À Bon-Encontre, dès le 26 juin, le colonel Rivet met au point un projet de réorganisation du SR entré en résistance. La liaison est rétablie avec Stewart Graham Menzies, patron du MI6 qui avait déjà travaillé avec Rivet et Paillole, puis avec les représentants américains en poste à Vichy et dans d’autres capitales et, plus tard, avec l’OSS, service secret américain créé en 1942. La lutte se poursuit sous une forme légale, avec la création du Bureau des menées antinationales (BMA). Parallèlement, une organisation clandestine est mise en place sous la couverture d’une société de « Travaux ruraux », dirigée par le commandant Paillole depuis Marseille. Une idée particulièrement astucieuse, au moment où le régime de Vichy prône le retour à la terre ! Elle permettra d’abriter les archives du service et de recruter des agents – ils étaient 674 en novembre 1942 – qui surveilleront l’implantation des forces ennemies, prépareront des caches d’armes, des terrains d’atterrissage et des zones de parachutages. Leurs réseaux sont implantés sur l’ensemble du territoire national. Les résultats obtenus par ce travail obstiné et obscur sont remarquables et reconnus par nos alliés, car ils vont concourir aux succès des débarquements de Normandie et de Provence, ainsi qu’aux opérations en Tunisie puis en Italie. N’oublions pas le sous-marin Casabianca qui a assuré une liaison permanente entre la France occupée et l’état-major de la France combattante à Alger.
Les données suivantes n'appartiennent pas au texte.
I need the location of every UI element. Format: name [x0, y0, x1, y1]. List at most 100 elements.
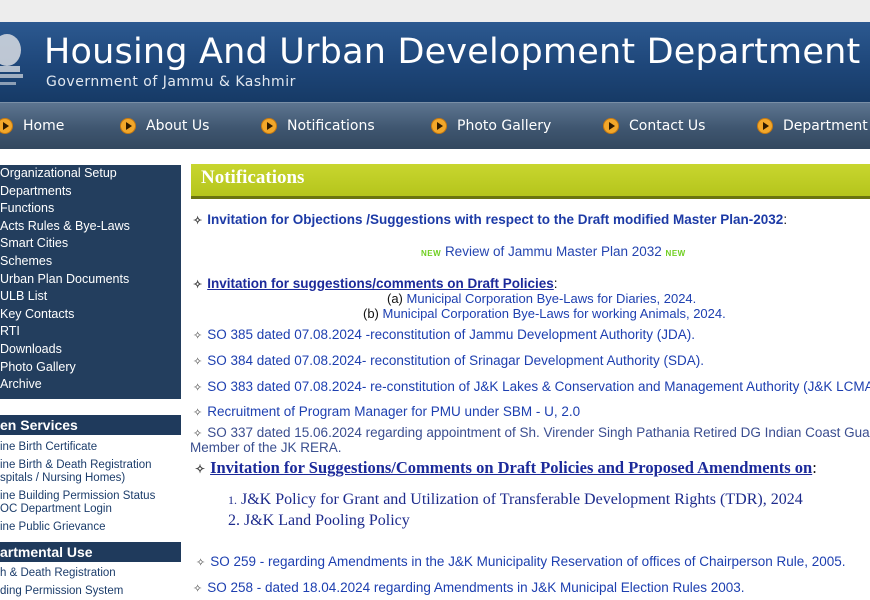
arrow-bullet-icon — [431, 118, 447, 134]
notice-so383: ✧ SO 383 dated 07.08.2024- re-constitutio… — [193, 379, 870, 394]
nav-label: Notifications — [287, 118, 375, 134]
citizen-services-header: en Services — [0, 415, 181, 435]
arrow-bullet-icon — [120, 118, 136, 134]
notice-review-link[interactable]: Review of Jammu Master Plan 2032 — [445, 244, 662, 259]
site-header: Housing And Urban Development Department… — [0, 22, 870, 102]
sidebar-item-acts-rules[interactable]: Acts Rules & Bye-Laws — [0, 218, 181, 236]
sidebar-item-urban-plan-documents[interactable]: Urban Plan Documents — [0, 271, 181, 289]
star-bullet-icon: ✧ — [193, 407, 203, 419]
notice-amendments-link[interactable]: Invitation for Suggestions/Comments on D… — [210, 458, 812, 477]
notice-recruitment-link[interactable]: Recruitment of Program Manager for PMU u… — [207, 404, 580, 419]
policy-1-link[interactable]: J&K Policy for Grant and Utilization of … — [241, 491, 803, 508]
star-bullet-icon: ✧ — [193, 215, 203, 227]
star-bullet-icon: ✧ — [193, 279, 203, 291]
sidebar-item-ulb-list[interactable]: ULB List — [0, 288, 181, 306]
notice-so258-link[interactable]: SO 258 - dated 18.04.2024 regarding Amen… — [207, 580, 744, 595]
sidebar-menu: Organizational Setup Departments Functio… — [0, 165, 181, 399]
arrow-bullet-icon — [757, 118, 773, 134]
main-content: Notifications ✧ Invitation for Objections… — [190, 164, 870, 600]
new-badge-icon: NEW — [421, 249, 442, 258]
notice-so384: ✧ SO 384 dated 07.08.2024- reconstitution… — [193, 353, 704, 368]
site-title: Housing And Urban Development Department — [44, 32, 861, 72]
policy-1: 1. J&K Policy for Grant and Utilization … — [228, 491, 803, 509]
citizen-link-public-grievance[interactable]: ine Public Grievance — [0, 521, 181, 534]
departmental-use-list: h & Death Registration ding Permission S… — [0, 562, 181, 598]
sidebar-item-archive[interactable]: Archive — [0, 376, 181, 394]
citizen-link-oc-login[interactable]: OC Department Login — [0, 503, 181, 516]
notice-recruitment: ✧ Recruitment of Program Manager for PMU … — [193, 404, 580, 419]
notice-so383-link[interactable]: SO 383 dated 07.08.2024- re-constitution… — [207, 379, 870, 394]
notice-so385: ✧ SO 385 dated 07.08.2024 -reconstitution… — [193, 327, 695, 342]
nav-contact-us[interactable]: Contact Us — [603, 116, 705, 136]
notice-suggestions-link[interactable]: Invitation for suggestions/comments on D… — [207, 276, 554, 291]
citizen-link-birth-certificate[interactable]: ine Birth Certificate — [0, 441, 181, 454]
sidebar-item-departments[interactable]: Departments — [0, 183, 181, 201]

Lire aussi Les secrets des grands espions : Passy, l’autre homme de Londres

Quels seront les effets concrets de ces actions à l’encontre des occupants ?

Beaucoup de nos compatriotes ignorent que, de 1940 à 1942, grâce à ces services secrets, 50 espions allemands ou leurs affidés seront arrêtés, jugés et fusillés et 50 autres neutralisés. Après l’occupation de la zone sud, cette action de recherche des agents et des collaborateurs se poursuivra jusqu’à la Libération. En France occupée, la guerre du renseignement s’est donc poursuivie dans la clandestinité, le secret, avec son cortège de souffrances, de trahisons et d’atrocités. Sur le mémorial national de l’Amicale des anciens des services spéciaux de la défense nationale, à Ramatuelle, sont gravés en lettres d’or 325 noms des membres de nos Services. Le 7 mai 1944, le lieutenant-colonel Paillole part en mission secrète pour Londres, où il sera le seul officier français à être associé – sous le sceau du secret – à la préparation du débarquement de Normandie au SHAEF, le QG des forces alliées en Europe commandé par le général Eisenhower. Devant tant d’abnégation, de sacrifices, de détermination et d’héroïsme dans des circonstances aussi tragiques, nous nous devons de pérenniser cette mémoire très peu connue du serment de Bon-Encontre. Il a toute sa place dans l’histoire de la genèse des services spéciaux modernes.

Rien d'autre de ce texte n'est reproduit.